The agency is using SAS Analytics software for its new electronic Return Review Program (RRP) system, which the IRS hopes will reduce the $345 million tax gap, according to the company. The gap represents what taxpayers owe and what they pay voluntarily and on time.
Software from SAS is aimed at improving fraud detection, uncovering noncompliance when tax returns are filed rather than later on in the process, and reducing the issuance of refunds that seem suspect, according to the company.
The software also is designed to help the IRS reduce the number of fraudulent tax refunds, as well as the number of refunds that are erroneously paid out. It also can help root out fraud schemes and increase IRS tax collections, according to SAS.
The IRS plans to use the software to improve how it detects, prevents, and resolves both criminal and civil noncompliance with tax law.
[Read how analytics is being used to root out Medicare fraud, too. See CMS To Battle Claims Fraud With Analytics.]
"There is a significant opportunity to avoid improper refunds and payments of large sums of money," said Karen Knowles, president of SAS Federal, in a press statement.
Specific SAS products the IRS will use include Fraud Framework for Government, Social Network Analysis, and other SAS data integration, data mining, and business intelligence technologies. To analyze large amounts of data, the IRS also will leverage the company's in-database functionality, Scoring Accelerator for Greenplum, and Grid Manager, according to SAS.
Combined, these technologies will use business rules, anomaly detection, predictive modeling, and social network analysis to score tax returns to root out abnormalities or suspicious behavior on the part of taxpayers, according to the company.
A tool called SAS Text Miner also will search unstructured data--such as call center data--to uncover other possibly fraudulent activity. The software provides results of its findings to a customizable dashboard, and case-management features will allow the IRS to prioritize and assign cases, said SAS.

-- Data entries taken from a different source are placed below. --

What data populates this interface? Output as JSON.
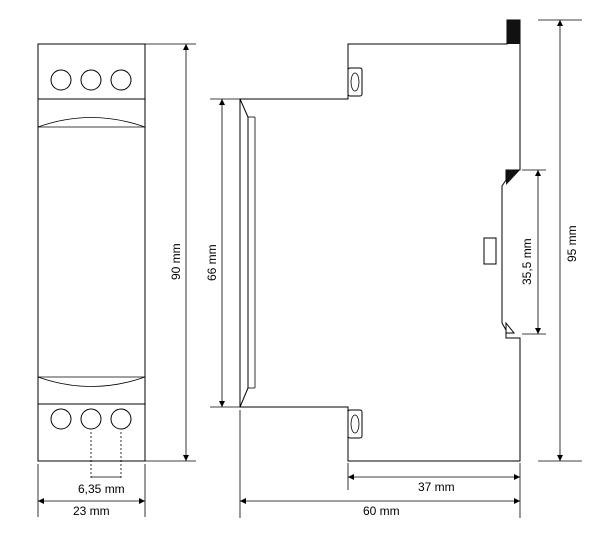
{
  "dimensions": {
    "terminal_pitch": "6,35 mm",
    "front_width": "23 mm",
    "front_height": "90 mm",
    "side_inner_height": "66 mm",
    "total_height": "95 mm",
    "rail_height": "35,5 mm",
    "rail_depth": "37 mm",
    "total_depth": "60 mm"
  },
  "colors": {
    "stroke": "#000000",
    "background": "#ffffff",
    "clip": "#111111"
  }
}
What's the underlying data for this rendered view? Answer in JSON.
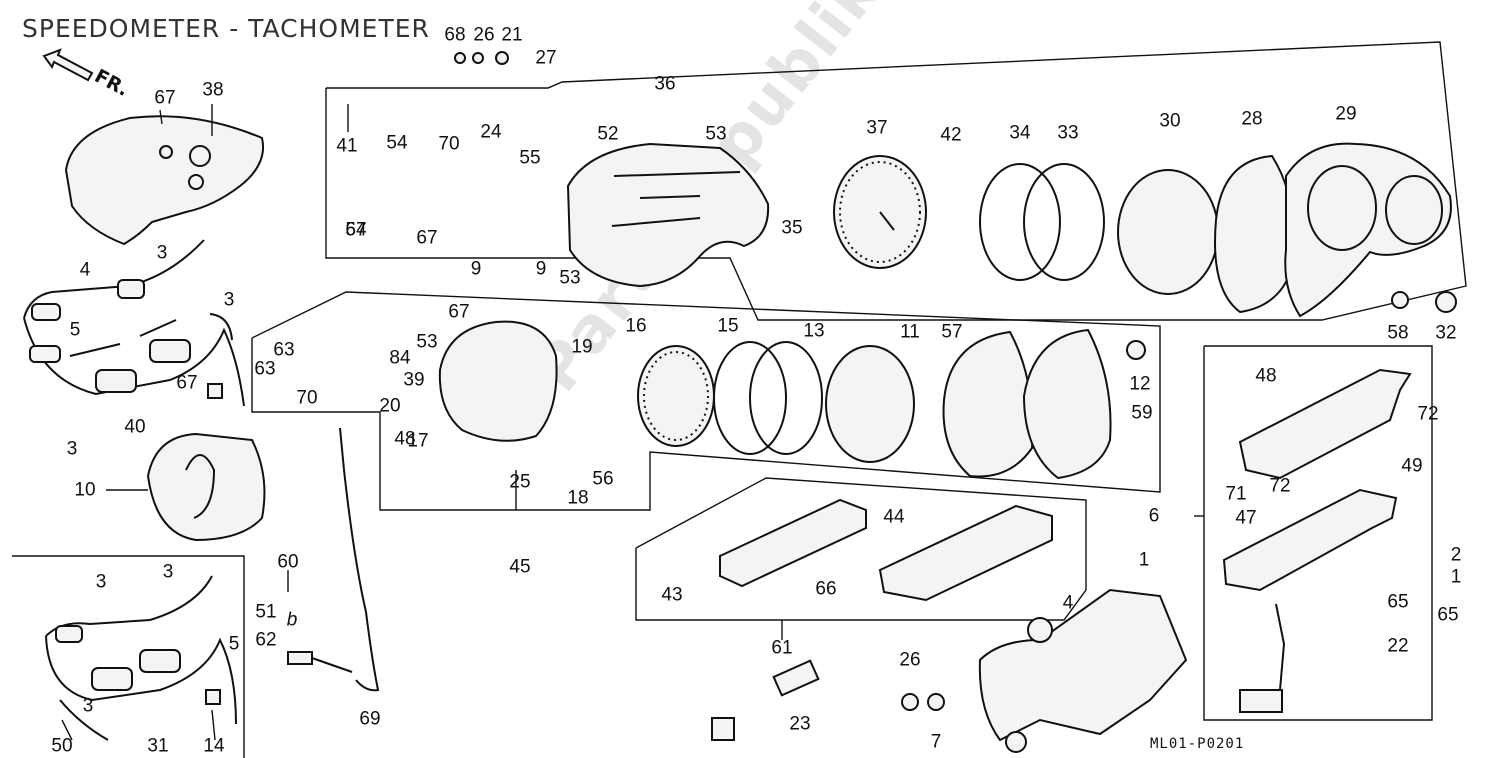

The public sector increasingly is tapping data analytics tools to help cut costs and create efficiencies. In fact, the use of analytics software already has proven to help recover unpaid tax money. New York's Department of Taxation and Finance said it recovered $83 million in delinquent taxes in 2010 with the use of IBM data-analytics software. The figure was an increase of 8% over the previous year, the state said. Bolstering the use of data analytics also is a strategy the White House is adopting across the board to uncover areas of financial inefficiency and help the feds prioritize areas of investment.